Saturday, June 11, 2011

One Thousand Gifts- The Beginning

The other day, I stumbled upon a blog where the author had written a post of things she was grateful for. She talked about how they were part of her 1,000 gifts list, and mentioned a book by the same name. I did a little research, and discovered not only the book, but the blog that author of the book keeps and read the first chapter of the book. I read how a friend challenged her to keep a list, taking however long it took, of 1,000 things she was thankful for. She began to do so, changed her life and wrote about the experience.

There is a movement in the blogosphere called Multiples on Monday, in which people link their 1,000 gift posts back to the person who wrote the book, but I am not participating in that part of it.
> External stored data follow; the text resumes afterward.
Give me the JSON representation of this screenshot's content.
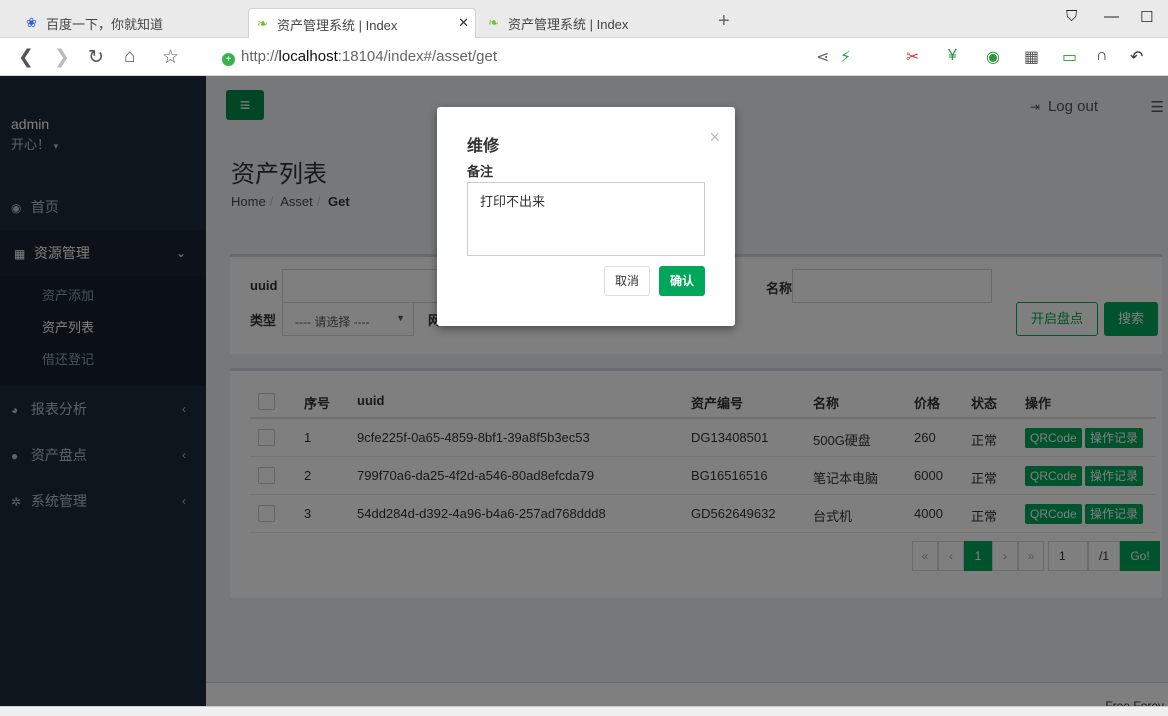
{
  "browser": {
    "tabs": [
      {
        "title": "百度一下，你就知道",
        "active": false
      },
      {
        "title": "资产管理系统 | Index",
        "active": true
      },
      {
        "title": "资产管理系统 | Index",
        "active": false
      }
    ],
    "new_tab": "+",
    "url_prefix": "http://",
    "url_host": "localhost",
    "url_rest": ":18104/index#/asset/get"
  },
  "sidebar": {
    "user_name": "admin",
    "user_status": "开心！",
    "menu": [
      {
        "label": "首页",
        "icon": "dashboard-icon",
        "glyph": "◉"
      },
      {
        "label": "资源管理",
        "icon": "grid-icon",
        "glyph": "▦",
        "open": true,
        "children": [
          "资产添加",
          "资产列表",
          "借还登记"
        ]
      },
      {
        "label": "报表分析",
        "icon": "pie-chart-icon",
        "glyph": "◕"
      },
      {
        "label": "资产盘点",
        "icon": "circle-icon",
        "glyph": "●"
      },
      {
        "label": "系统管理",
        "icon": "cogs-icon",
        "glyph": "✲"
      }
    ]
  },
  "topbar": {
    "logout": "Log out"
  },
  "page": {
    "title": "资产列表",
    "breadcrumb": [
      "Home",
      "Asset",
      "Get"
    ]
  },
  "filters": {
    "uuid_label": "uuid",
    "name_label": "名称",
    "type_label": "类型",
    "type_placeholder": "---- 请选择 ----",
    "partial_label": "网",
    "btn_inventory": "开启盘点",
    "btn_search": "搜索"
  },
  "table": {
    "headers": [
      "序号",
      "uuid",
      "资产编号",
      "名称",
      "价格",
      "状态",
      "操作"
    ],
    "rows": [
      {
        "no": "1",
        "uuid": "9cfe225f-0a65-4859-8bf1-39a8f5b3ec53",
        "code": "DG13408501",
        "name": "500G硬盘",
        "price": "260",
        "status": "正常"
      },
      {
        "no": "2",
        "uuid": "799f70a6-da25-4f2d-a546-80ad8efcda79",
        "code": "BG16516516",
        "name": "笔记本电脑",
        "price": "6000",
        "status": "正常"
      },
      {
        "no": "3",
        "uuid": "54dd284d-d392-4a96-b4a6-257ad768ddd8",
        "code": "GD562649632",
        "name": "台式机",
        "price": "4000",
        "status": "正常"
      }
    ],
    "action_qr": "QRCode",
    "action_log": "操作记录"
  },
  "pager": {
    "first": "«",
    "prev": "‹",
    "current": "1",
    "next": "›",
    "last": "»",
    "page_input": "1",
    "total": "/1",
    "go": "Go!"
  },
  "footer": {
    "text": "Free Forev"
  },
  "modal": {
    "title": "维修",
    "close": "×",
    "label": "备注",
    "text": "打印不出来",
    "cancel": "取消",
    "confirm": "确认"
  },
  "colors": {
    "sidebar_bg": "#1c2a38",
    "accent_green": "#00a65a"
  }
}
Nor have I read the book. I have tried, unsuccessfully to keep a gratitude journal in the past. The idea being that every day you write down however many things you are grateful for. My original goal was five, and some days, "waking up today" was at the top of my list. However, I've let it fall by the wayside, and I want to get back to it again. Perhaps every day was too much for me to handle. At the same time, I am trying to convert Sunday to a day of rest. Not for religious reasons, but because my life is so chaotic right now, that I think I need one day off. I am reworking my chore schedule so that Sunday is for relaxing, enjoyment and family.

Starting tomorrow, every Sunday I am going to list 7 things that I am grateful for, until I get to 1,000. Chances are, that after I get to 1,000 I will keep going, but for now, that's my goal. To document the things in my life that are good. To recognize those things that I should be grateful for and not overlooking. To acknowledge, that even in the midst of whatever chaotic things are going on in my life, I am blessed more than I know. To recognize, that I should be living my life fully, instead of just existing. To embrace the wonderful gifts that are bestowed upon me every single day, and to recognize them. To live fully.. right where I am.